When looking to predict the future, one historian of science suggests we need to think probabilistically:
The central message sent from the history of the future is that it’s not helpful to think about “the Future.” A much more productive strategy is to think about futures; rather than “prediction,” it pays to think probabilistically about a range of potential outcomes and evaluate them against a range of different sources. Technology has a significant role to play here, but it’s critical to bear in mind the lessons from World3 and Limits to Growth about the impact that assumptions have on eventual outcomes. The danger is that modern predictions with an AI imprint are considered more scientific, and hence more likely to be accurate, than those produced by older systems of divination. But the assumptions underpinning the algorithms that forecast criminal activity, or identify potential customer disloyalty, often reflect the expectations of their coders in much the same way as earlier methods of prediction did.
Social scientists have long hoped to contribute to accurate predictions. We want to both better understand what is happening now as well as provide insights into what will come after.

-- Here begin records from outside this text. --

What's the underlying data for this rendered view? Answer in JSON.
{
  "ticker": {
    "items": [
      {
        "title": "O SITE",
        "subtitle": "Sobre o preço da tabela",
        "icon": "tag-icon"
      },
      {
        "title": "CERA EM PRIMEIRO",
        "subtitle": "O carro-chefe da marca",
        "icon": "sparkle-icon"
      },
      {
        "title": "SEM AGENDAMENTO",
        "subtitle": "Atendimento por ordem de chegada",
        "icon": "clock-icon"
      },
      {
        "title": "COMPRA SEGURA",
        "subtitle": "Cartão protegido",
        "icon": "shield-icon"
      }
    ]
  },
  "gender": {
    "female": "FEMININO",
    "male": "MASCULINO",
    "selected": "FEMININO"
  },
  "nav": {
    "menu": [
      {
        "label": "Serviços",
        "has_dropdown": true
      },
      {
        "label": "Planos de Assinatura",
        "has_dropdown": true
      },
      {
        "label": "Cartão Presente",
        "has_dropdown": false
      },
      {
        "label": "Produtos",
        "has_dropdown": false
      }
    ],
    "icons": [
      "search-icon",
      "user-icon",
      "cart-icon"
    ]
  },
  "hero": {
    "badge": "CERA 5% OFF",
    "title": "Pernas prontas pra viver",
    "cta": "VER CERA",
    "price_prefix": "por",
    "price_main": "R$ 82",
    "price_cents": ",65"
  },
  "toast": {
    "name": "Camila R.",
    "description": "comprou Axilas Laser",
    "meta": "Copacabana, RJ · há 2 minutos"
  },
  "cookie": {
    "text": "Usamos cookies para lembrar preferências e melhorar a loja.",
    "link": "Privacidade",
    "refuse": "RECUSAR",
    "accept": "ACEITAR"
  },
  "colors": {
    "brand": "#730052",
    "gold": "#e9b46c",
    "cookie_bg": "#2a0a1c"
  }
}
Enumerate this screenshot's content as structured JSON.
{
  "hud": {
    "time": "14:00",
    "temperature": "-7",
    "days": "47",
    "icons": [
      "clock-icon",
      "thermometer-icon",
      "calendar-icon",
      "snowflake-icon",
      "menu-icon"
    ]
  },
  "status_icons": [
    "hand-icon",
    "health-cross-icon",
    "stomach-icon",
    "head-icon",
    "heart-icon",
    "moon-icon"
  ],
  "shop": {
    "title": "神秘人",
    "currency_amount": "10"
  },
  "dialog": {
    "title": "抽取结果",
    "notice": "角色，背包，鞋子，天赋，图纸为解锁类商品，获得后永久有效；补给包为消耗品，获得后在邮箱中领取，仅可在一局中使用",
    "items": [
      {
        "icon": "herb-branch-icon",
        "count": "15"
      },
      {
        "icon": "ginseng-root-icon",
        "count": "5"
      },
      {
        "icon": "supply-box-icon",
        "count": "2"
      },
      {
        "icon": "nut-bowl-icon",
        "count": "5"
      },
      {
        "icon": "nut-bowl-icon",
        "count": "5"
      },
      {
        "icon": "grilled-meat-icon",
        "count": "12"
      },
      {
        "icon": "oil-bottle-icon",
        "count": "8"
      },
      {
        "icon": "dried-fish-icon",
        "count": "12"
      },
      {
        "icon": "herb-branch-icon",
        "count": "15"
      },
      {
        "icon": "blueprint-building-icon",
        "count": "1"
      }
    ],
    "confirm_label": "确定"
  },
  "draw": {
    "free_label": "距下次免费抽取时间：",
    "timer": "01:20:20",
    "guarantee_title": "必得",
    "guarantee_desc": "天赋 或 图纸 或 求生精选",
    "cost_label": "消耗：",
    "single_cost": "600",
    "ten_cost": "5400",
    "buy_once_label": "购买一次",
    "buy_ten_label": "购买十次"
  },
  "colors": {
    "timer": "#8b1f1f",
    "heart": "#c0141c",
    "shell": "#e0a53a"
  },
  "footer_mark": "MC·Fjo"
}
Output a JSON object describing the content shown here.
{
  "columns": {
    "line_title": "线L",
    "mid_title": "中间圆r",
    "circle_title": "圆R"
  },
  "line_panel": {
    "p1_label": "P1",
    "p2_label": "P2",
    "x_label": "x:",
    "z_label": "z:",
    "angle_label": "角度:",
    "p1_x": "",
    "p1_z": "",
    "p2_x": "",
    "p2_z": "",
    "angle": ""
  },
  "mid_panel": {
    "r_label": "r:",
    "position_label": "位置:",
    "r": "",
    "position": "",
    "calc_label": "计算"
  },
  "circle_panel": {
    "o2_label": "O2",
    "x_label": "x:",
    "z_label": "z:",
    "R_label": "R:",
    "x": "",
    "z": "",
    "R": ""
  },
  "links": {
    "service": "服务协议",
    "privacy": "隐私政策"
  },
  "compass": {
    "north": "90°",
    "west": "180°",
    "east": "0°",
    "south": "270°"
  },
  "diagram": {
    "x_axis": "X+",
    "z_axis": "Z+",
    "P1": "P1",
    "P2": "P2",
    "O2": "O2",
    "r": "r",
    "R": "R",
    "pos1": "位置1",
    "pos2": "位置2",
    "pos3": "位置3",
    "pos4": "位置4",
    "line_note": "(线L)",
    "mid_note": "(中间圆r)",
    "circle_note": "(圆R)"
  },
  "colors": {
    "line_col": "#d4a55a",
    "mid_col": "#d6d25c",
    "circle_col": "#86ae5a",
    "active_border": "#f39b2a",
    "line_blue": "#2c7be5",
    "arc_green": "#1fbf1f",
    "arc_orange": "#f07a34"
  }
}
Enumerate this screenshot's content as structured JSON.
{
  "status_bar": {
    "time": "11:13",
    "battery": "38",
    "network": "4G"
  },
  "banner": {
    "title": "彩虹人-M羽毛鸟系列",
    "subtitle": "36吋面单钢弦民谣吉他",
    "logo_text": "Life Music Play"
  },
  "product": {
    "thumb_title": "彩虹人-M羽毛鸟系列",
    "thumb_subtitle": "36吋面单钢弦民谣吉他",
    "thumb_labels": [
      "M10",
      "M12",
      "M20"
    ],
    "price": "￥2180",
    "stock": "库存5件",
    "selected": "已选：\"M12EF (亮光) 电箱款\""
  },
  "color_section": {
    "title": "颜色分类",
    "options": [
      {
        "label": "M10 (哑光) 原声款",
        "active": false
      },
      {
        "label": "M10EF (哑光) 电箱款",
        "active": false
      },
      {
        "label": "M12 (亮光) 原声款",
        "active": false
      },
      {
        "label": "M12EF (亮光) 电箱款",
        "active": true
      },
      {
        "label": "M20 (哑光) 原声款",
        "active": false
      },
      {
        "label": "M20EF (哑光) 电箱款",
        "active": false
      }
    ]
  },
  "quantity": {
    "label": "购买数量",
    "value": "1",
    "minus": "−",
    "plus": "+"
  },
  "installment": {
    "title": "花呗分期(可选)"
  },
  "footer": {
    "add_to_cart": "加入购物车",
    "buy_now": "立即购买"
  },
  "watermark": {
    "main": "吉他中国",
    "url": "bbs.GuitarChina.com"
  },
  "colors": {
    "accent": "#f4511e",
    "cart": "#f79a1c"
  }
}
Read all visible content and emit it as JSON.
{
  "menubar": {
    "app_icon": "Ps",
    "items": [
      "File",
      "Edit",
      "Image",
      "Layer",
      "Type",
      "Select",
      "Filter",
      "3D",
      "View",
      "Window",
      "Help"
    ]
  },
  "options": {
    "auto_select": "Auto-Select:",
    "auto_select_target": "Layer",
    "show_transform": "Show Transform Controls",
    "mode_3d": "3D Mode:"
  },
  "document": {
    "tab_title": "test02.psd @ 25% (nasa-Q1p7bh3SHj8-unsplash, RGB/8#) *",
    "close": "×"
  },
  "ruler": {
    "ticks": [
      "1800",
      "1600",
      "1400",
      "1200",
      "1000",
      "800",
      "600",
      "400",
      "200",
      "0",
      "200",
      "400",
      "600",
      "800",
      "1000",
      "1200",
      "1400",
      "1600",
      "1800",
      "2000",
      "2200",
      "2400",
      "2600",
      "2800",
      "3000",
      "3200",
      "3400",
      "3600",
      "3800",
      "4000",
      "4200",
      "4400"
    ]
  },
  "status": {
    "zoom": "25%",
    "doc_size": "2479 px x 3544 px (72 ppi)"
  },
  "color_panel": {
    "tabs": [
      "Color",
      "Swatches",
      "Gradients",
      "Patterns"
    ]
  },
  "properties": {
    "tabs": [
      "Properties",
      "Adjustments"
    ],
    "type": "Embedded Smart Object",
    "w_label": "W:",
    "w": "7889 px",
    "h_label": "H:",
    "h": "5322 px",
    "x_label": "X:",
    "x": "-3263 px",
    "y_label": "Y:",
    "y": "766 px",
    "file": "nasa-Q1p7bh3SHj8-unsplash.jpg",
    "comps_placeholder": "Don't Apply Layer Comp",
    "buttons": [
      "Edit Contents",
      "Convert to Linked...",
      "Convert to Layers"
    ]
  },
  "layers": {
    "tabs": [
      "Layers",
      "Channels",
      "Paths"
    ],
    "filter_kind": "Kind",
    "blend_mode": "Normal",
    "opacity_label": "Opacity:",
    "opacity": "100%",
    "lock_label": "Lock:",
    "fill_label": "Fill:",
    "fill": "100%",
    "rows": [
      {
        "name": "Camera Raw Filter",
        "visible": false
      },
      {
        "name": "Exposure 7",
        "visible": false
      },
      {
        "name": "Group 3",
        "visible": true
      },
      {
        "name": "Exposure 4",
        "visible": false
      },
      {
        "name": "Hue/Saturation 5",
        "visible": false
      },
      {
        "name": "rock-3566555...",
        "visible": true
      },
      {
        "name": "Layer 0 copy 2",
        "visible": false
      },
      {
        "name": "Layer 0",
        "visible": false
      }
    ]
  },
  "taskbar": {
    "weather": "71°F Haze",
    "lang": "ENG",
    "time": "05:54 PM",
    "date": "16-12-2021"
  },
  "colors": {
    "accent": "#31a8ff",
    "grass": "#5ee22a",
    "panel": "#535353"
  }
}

The idea of thinking probabilistically is a key part of the Statistics course I teach each fall semester. We can easily fall into using language that suggests we “prove” things or relationships. This implies certainty and we often think science leads to certainty, laws, and cause and effect. However, when using statistics we are usually making estimates about the population from the samples and information we have in front of us. Instead of “proving” things, we can speak to the likelihood of something happening or the degree to which one variable affects another. Our certainty of these relationships or outcomes might be higher or lower, depending on the information we are working with.
All of this relates to predictions. We can work to improve our current models to better understand current or past conditions but the future involves changes that are harder to know. Like inferential statistics, making predictions involves using certain information we have now to come to conclusions.
The idea of thinking both (1) probabilistically and (2) plural futures can help us understand our limitations in considering the future. In regards to probabilities, we can higher or lower likelihoods regarding our predictions of what will happen. In thinking of plural futures, we can work with multiple options or pathways that may occur. All of this should be accompanied by humility and creativity as it is difficult to predict the future, even with great information today.